According to recent study, biomass burning is major source of air pollution in national capital Delhi especially in winters as it results in emission of larger concentration of black carbon (BC) aerosols due to incomplete combustion. The study was conducted by scientists at Stockholm University, Sweden and Indian Institute of Tropical Meteorology (regional centre, New Delhi).

Key Findings of Study

  • Sources of the high biomass emissions were regional rather than local and urban. BC entering Delhi from neighbouring states is around 42% in winter and 36% in autumn.
  • Burning of crop residue or wood and vehicular emissions, both contribute around 40% each to pollution in Delhi.
  • There is seasonal trend of variation of organic carbon and BC in particulate matter. It suggests that to efficiently combat severe air pollution, it is necessary to not only mitigate urban emissions, but also regional-scale biomass emissions, including agricultural crop residue burning.

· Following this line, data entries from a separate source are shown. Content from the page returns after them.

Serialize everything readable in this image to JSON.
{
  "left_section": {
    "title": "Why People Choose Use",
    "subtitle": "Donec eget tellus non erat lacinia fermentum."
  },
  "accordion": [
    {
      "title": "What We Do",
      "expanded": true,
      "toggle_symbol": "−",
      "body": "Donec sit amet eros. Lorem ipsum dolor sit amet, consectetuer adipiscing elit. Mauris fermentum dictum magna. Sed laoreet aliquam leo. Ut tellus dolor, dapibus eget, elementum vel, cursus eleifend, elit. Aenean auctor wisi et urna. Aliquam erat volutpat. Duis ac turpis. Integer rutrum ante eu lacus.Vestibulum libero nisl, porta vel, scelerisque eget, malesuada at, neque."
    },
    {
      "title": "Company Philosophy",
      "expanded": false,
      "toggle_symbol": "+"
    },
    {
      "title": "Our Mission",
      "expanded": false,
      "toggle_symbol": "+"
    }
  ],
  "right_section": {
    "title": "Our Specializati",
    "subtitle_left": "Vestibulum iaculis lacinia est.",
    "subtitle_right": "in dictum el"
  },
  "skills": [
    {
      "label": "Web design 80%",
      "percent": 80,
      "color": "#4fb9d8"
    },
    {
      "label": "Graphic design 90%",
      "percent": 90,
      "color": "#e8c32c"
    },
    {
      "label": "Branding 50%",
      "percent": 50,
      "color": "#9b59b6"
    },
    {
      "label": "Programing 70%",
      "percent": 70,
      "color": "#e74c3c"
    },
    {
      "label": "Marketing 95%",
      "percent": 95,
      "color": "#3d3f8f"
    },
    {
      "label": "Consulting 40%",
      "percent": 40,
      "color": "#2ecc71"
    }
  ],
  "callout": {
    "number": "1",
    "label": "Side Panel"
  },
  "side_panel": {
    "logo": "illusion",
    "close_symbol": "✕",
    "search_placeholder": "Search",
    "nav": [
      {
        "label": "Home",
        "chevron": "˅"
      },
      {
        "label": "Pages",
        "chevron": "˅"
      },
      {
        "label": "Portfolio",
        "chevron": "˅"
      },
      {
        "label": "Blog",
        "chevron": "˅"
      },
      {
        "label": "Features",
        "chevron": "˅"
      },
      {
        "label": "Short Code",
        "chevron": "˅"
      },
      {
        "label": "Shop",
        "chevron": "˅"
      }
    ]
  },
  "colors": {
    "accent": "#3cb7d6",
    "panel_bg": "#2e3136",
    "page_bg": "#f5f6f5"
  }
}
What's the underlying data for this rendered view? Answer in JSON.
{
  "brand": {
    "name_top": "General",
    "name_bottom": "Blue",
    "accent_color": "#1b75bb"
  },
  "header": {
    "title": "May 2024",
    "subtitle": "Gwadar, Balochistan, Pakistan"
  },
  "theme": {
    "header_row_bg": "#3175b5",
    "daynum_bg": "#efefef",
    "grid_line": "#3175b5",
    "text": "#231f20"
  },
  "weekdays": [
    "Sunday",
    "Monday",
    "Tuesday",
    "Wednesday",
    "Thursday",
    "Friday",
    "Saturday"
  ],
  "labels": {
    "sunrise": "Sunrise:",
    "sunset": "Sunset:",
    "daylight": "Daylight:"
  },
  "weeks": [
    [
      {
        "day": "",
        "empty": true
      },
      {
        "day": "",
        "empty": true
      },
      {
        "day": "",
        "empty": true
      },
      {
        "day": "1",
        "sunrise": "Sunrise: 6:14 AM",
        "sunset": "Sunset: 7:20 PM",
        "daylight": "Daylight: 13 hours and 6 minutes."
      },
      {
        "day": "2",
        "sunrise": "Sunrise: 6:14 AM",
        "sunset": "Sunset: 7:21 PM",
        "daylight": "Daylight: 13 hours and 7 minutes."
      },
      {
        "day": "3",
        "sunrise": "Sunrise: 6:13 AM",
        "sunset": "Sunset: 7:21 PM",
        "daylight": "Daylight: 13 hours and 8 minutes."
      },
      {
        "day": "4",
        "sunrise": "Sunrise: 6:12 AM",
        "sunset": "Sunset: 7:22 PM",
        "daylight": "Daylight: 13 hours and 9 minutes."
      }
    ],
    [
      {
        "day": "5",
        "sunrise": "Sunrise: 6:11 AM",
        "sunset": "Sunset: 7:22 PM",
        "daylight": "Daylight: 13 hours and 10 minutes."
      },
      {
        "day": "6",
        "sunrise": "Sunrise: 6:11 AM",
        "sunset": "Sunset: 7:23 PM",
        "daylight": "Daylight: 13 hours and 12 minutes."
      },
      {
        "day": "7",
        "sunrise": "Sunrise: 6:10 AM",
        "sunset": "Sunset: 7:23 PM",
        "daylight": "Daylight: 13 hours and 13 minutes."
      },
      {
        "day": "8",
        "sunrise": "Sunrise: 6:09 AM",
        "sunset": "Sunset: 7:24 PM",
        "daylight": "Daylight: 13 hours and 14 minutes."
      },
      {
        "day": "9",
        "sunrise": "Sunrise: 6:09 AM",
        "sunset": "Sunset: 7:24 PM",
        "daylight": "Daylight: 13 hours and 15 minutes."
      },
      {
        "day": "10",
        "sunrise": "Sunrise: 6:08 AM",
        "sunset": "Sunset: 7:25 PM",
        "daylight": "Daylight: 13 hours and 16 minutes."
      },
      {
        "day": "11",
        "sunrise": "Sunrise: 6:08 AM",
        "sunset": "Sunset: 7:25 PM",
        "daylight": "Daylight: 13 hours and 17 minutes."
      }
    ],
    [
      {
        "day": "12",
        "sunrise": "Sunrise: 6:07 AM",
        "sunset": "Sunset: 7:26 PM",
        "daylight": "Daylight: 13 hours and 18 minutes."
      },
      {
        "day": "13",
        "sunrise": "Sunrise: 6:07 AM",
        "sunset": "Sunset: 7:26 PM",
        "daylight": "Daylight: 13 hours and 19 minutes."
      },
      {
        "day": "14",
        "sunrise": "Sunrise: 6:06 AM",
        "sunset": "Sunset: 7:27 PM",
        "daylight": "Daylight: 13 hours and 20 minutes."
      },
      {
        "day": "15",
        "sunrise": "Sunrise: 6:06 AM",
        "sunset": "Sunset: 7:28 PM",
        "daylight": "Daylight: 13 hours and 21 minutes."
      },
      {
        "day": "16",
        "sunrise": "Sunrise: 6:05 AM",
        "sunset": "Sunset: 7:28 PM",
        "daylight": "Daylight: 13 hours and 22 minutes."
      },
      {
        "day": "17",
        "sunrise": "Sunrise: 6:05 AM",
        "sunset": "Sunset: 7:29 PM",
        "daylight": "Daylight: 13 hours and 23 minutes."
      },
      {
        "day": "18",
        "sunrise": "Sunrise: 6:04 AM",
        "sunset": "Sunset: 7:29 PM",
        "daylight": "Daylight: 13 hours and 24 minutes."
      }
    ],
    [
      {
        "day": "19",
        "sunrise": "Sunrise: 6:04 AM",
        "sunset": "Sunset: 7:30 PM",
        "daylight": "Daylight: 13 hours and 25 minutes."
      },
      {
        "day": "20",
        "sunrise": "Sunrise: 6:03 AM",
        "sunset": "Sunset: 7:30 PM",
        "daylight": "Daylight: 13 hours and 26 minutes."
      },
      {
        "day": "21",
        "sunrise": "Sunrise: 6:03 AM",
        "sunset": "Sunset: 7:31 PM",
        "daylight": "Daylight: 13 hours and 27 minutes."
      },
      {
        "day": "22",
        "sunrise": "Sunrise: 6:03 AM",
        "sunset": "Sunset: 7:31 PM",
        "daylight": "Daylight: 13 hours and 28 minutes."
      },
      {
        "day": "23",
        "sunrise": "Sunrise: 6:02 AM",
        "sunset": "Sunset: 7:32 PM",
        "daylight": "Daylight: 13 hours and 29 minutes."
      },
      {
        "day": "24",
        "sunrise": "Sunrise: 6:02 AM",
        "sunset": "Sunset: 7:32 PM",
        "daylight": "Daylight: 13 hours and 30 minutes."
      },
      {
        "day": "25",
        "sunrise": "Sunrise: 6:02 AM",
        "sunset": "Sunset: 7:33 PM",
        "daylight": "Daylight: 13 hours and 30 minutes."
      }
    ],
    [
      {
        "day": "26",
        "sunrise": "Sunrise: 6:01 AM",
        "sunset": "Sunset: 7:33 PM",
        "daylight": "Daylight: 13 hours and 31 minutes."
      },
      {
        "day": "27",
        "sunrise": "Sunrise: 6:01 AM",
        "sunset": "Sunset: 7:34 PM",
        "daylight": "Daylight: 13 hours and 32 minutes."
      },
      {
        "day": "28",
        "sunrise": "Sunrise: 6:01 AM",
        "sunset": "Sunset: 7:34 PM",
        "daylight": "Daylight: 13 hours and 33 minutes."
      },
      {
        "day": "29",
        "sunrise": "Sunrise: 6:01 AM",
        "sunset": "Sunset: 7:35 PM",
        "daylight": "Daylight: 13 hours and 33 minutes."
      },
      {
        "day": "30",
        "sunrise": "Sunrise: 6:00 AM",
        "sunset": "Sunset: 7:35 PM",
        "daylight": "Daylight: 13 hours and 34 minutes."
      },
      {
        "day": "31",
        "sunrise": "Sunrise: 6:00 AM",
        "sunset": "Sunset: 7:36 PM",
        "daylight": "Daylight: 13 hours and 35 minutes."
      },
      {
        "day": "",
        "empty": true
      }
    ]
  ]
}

  • Responsible neighboring states: Phenomenon of crop residue burning in Delhi’s neighboring states such as Punjab, Haryana and Uttar Pradesh contributes to national capital’s winter pollution.
  • In these crop residue burning occurs after harvest which typically occurs in October/November for wheat and in April/May for rice.
  • Summer months in Delhi see pollution majorly owing to local sources, winter and autumn particulate matter (PM) has large footprint of biomass burning.
  • Weather conditions: Wind direction in winter (northwesterly), as opposed to southwesterly in summer and monsoon, brings biomass burning load to Delhi during winder.
  • Besides, weather conditions ensure that atmospheric boundary layer height in winters is lower, which means that atmospheric transport occurs closer to the surface in winter and autumn.
  • Impact: Atmospheric pollution due black carbon is pronounced problem not only in Delhi but in other cities that fall in the Indo-Gangetic Plains (IGP). It not only affects health adversely but also contributes significantly to global warming.